However, this Court has held that while arbitral awards, by whatever tribunal they were issued, are final and may not be contested in any manner of appeal within the meaning of Article 217(1) of the Civil Procedure Law which reflects the tenor of Article 37 of the DIAC Rules, a party may, according to Articles 213, 215, 216 of the Civil Procedure Law, apply to set aside the award on any of the grounds listed in paras (a), (b), (c) of Article 216. Such application is filed either as an interlocutory application during the course of the proceeding brought by the prevailing party to confirm the arbitral award or in the normal manner of filing proceedings, as stated in Article 213(3), even before filing an action to ratify the award. There is nothing in the law that requires the losing party to wait until a final award is rendered to start an action with respect to a partial award. The provisions of the above articles are consistent with Article 6 of the DIAC Rules of arbitration in allowing both parties to challenge decisions of the arbitral tribunal with regards to pleas made in respect of the jurisdiction of the tribunal as a preliminary matter or in its final award, once issued, before the competent court, to determine whether there is a binding arbitration agreement without having to wait until the final award on the subject matter of the dispute.
It is clear as a matter of record that Palm Jumeirah had filed the instant action to set aside the award issued by the arbitral tribunal on 30 August 2012 in Arbitration Case No. 319-2010 (Dubai-International) dismissing the Petitioner’s plea to the jurisdiction of the tribunal and declaring that it would proceed with the arbitration.
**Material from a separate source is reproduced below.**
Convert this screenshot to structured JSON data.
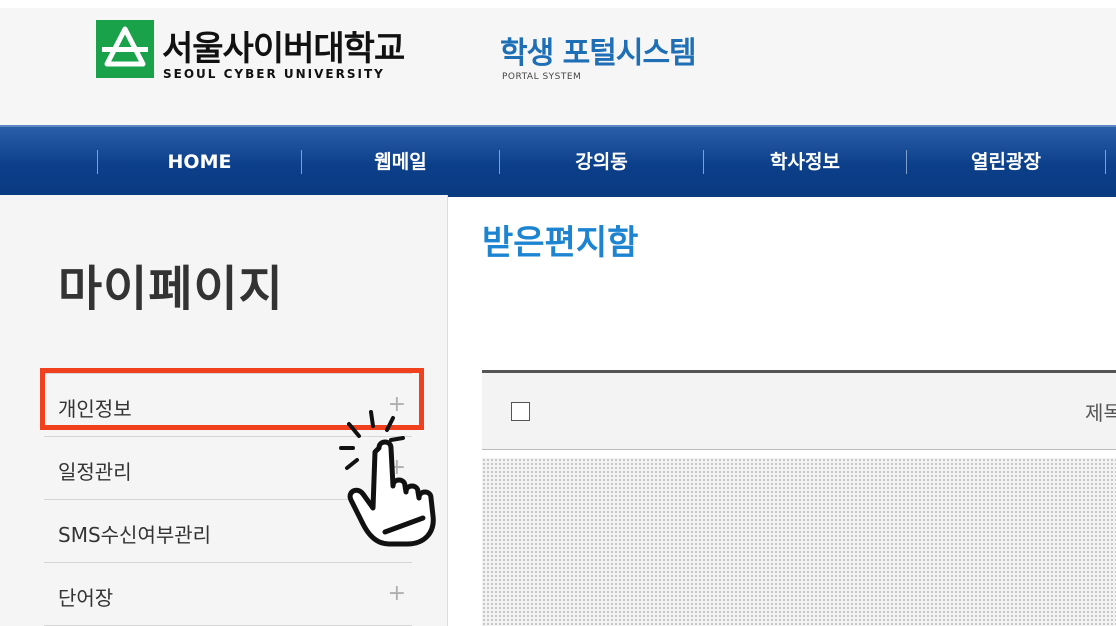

Palm Jumeirah’s reasons for the setting aside of the award were that the arbitration clause/ agreement to arbitrate was non-existent and void on account of failing to meet the contractual deadline for filing the application for arbitration. Since the tribunal ruled on its own jurisdiction as a preliminary matter, either party may challenge its award, once issued, before the competent court as per the legal rules enumerated above.
The Court of First Instance and, in turn, the Court of Appeal contradicted this view by dismissing the action to set aside on the basis that the challenged award did not conclude the proceedings and could not be challenged except with the tribunal’s final award on the merits. The Court of Appeal’s decision is erroneous and will be quashed [Page118:] for this reason. Since this error prevented the Court of Appeal from addressing the grounds relied upon by Palm Jumeirah in its challenge, we will quash and remand. In dismissing the action as premature, the Court of First Instance did not have its say on the action to set aside which is thus remanded to that court for consideration on its merits.